R&D: Six Recent Articles on DNA Data Storage Technologies and Solutions

R&D: CECLD, Classification Error Correction based on Levenshtein Distance in DNA Data Storage

Experimental results show that the CECLD algorithm efficiently corrects errors in sequences of varying lengths, with total channel error rate of 2.1 % and bit rate below 58.0 %.

Expert Systems with Applications has published an article written by Shufang Zhang, Ming Luo, Penghao Wang, School of Electrical and Information Engineering, Tianjin University, Tianjin, 300072, China, Bingzhi Li, School of Synthetic Biology and Biomanufacturing, Tianjin University, Tianjin, 300072, China, and State Key Laboratory of Synthetic Biology and Frontiers Science Center for Synthetic Biology, Tianjin, 300072, China, and Huaqing Yang, School of Electrical and Information Engineering, Tianjin University, Tianjin, 300072, China.

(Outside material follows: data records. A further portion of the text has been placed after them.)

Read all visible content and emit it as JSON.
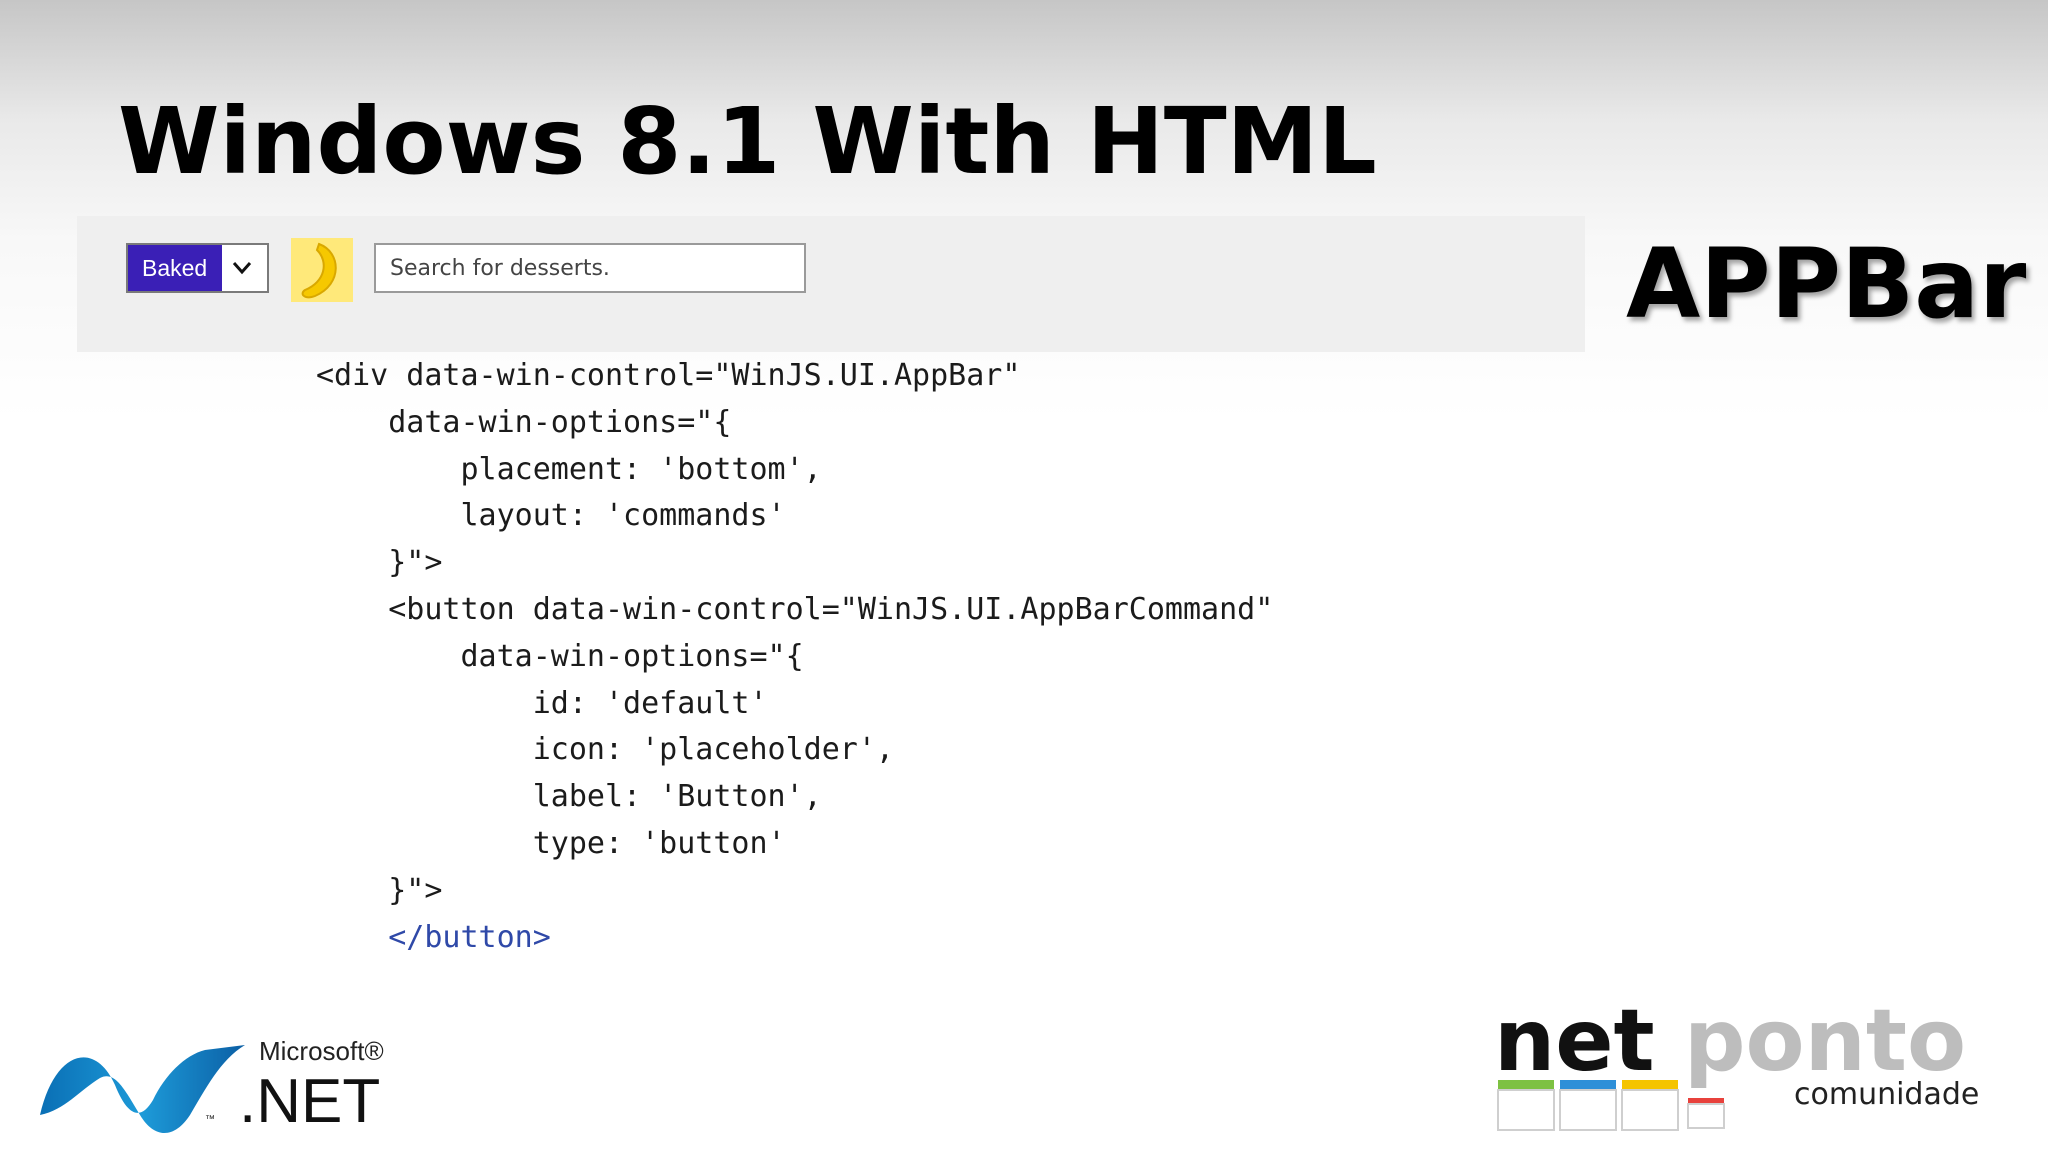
{
  "slide": {
    "title": "Windows 8.1 With HTML",
    "side_label": "APPBar"
  },
  "appbar_demo": {
    "select_value": "Baked",
    "search_placeholder": "Search for desserts.",
    "banana_icon": "banana-icon"
  },
  "code": {
    "lines": [
      "<div data-win-control=\"WinJS.UI.AppBar\"",
      "    data-win-options=\"{",
      "        placement: 'bottom',",
      "        layout: 'commands'",
      "    }\">",
      "    <button data-win-control=\"WinJS.UI.AppBarCommand\"",
      "        data-win-options=\"{",
      "            id: 'default'",
      "            icon: 'placeholder',",
      "            label: 'Button',",
      "            type: 'button'",
      "    }\">",
      "    </button>"
    ]
  },
  "logos": {
    "dotnet": {
      "brand_top": "Microsoft®",
      "brand_main": ".NET",
      "tm": "™"
    },
    "netponto": {
      "part1": "net",
      "part2": "ponto",
      "tagline": "comunidade"
    }
  },
  "colors": {
    "select_accent": "#3a1fb6",
    "banana_tile": "#ffe97a",
    "banana": "#f6c800",
    "netponto_green": "#7dc142",
    "netponto_blue": "#2e8fd8",
    "netponto_yellow": "#f5c400",
    "netponto_red": "#e8413c"
  }
}
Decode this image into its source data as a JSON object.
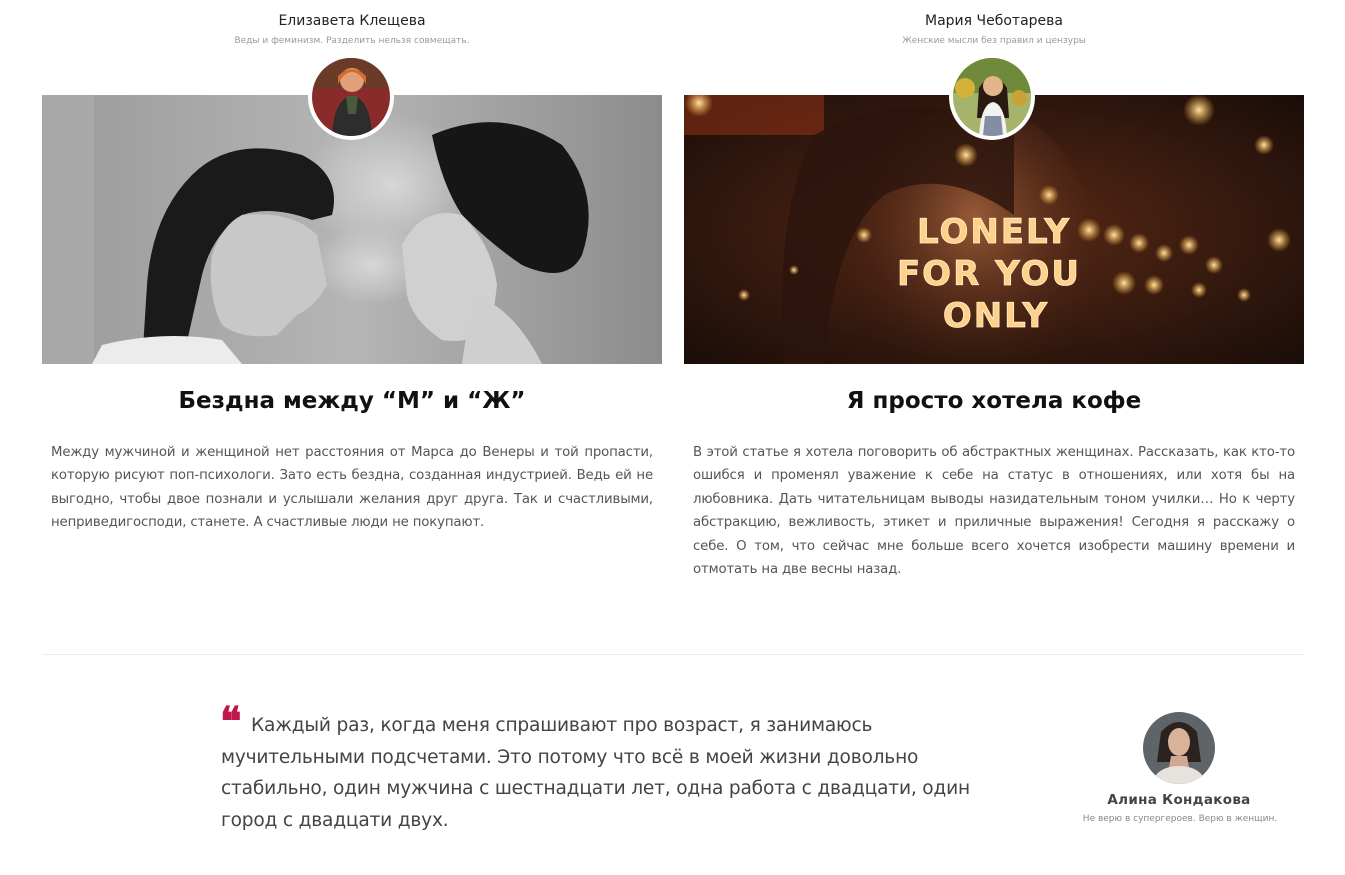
{
  "posts": [
    {
      "author_name": "Елизавета Клещева",
      "author_tagline": "Веды и феминизм. Разделить нельзя совмещать.",
      "title": "Бездна между “М” и “Ж”",
      "excerpt": "Между мужчиной и женщиной нет расстояния от Марса до Венеры и той пропасти, которую рисуют поп-психологи. Зато есть бездна, созданная индустрией. Ведь ей не выгодно, чтобы двое познали и услышали желания друг друга. Так и счастливыми, неприведигосподи, станете. А счастливые люди не покупают."
    },
    {
      "author_name": "Мария Чеботарева",
      "author_tagline": "Женские мысли без правил и цензуры",
      "title": "Я просто хотела кофе",
      "excerpt": "В этой статье я хотела поговорить об абстрактных женщинах. Рассказать, как кто-то ошибся и променял уважение к себе на статус в отношениях, или хотя бы на любовника. Дать читательницам выводы назидательным тоном училки… Но к черту абстракцию, вежливость, этикет и приличные выражения! Сегодня я расскажу о себе. О том, что сейчас мне больше всего хочется изобрести машину времени и отмотать на две весны назад.",
      "image_sign_lines": [
        "LONELY",
        "FOR YOU",
        "ONLY"
      ]
    }
  ],
  "quote": {
    "mark": "❝",
    "text": "Каждый раз, когда меня спрашивают про возраст, я занимаюсь мучительными подсчетами. Это потому что всё в моей жизни довольно стабильно, один мужчина с шестнадцати лет, одна работа с двадцати, один город с двадцати двух.",
    "author_name": "Алина Кондакова",
    "author_tagline": "Не верю в супергероев. Верю в женщин."
  },
  "colors": {
    "accent": "#c1184b",
    "title": "#111111",
    "body_text": "#555555",
    "muted": "#999999"
  }
}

Abstract: “With the global data volume increasing rapidly, DNA molecules are envisioned as a future solution for massive data storage due to their high density and longevity. In the biochemical process of DNA data storage, indel (insertion and deletion) errors have a greater impact on data accuracy than substitution errors. Although various error correction schemes have been proposed, there are still problems of low efficiency in correcting indel errors and the high redundancy required for data recovery. Therefore, this paper proposes a classification error correction method based on Levenshtein distance, named CECLD. It requires an error classification model with a neural network structure to evaluate Levenshtein distance features and identify errors. The inferred error types are then used to correct indel errors, effectively eliminating nucleotide misalignments. Using this error classification model, errors in the address or payload are sequentially corrected with CRC16 decoding or RS decoding. The experimental results show that the CECLD algorithm efficiently corrects errors in sequences of varying lengths, with a total channel error rate of 2.1 % and a bit rate below 58.0 %. The required redundancy is lower than that of the existing error correction method, which will significantly facilitate the widespread adoption of DNA data storage.“

R&D: Neural Polar Decoders for DNA Data Storage

Authors propose a data-driven approach based on neural polar decoders (NPDs) to design low-complexity decoders for channels with synchronization errors.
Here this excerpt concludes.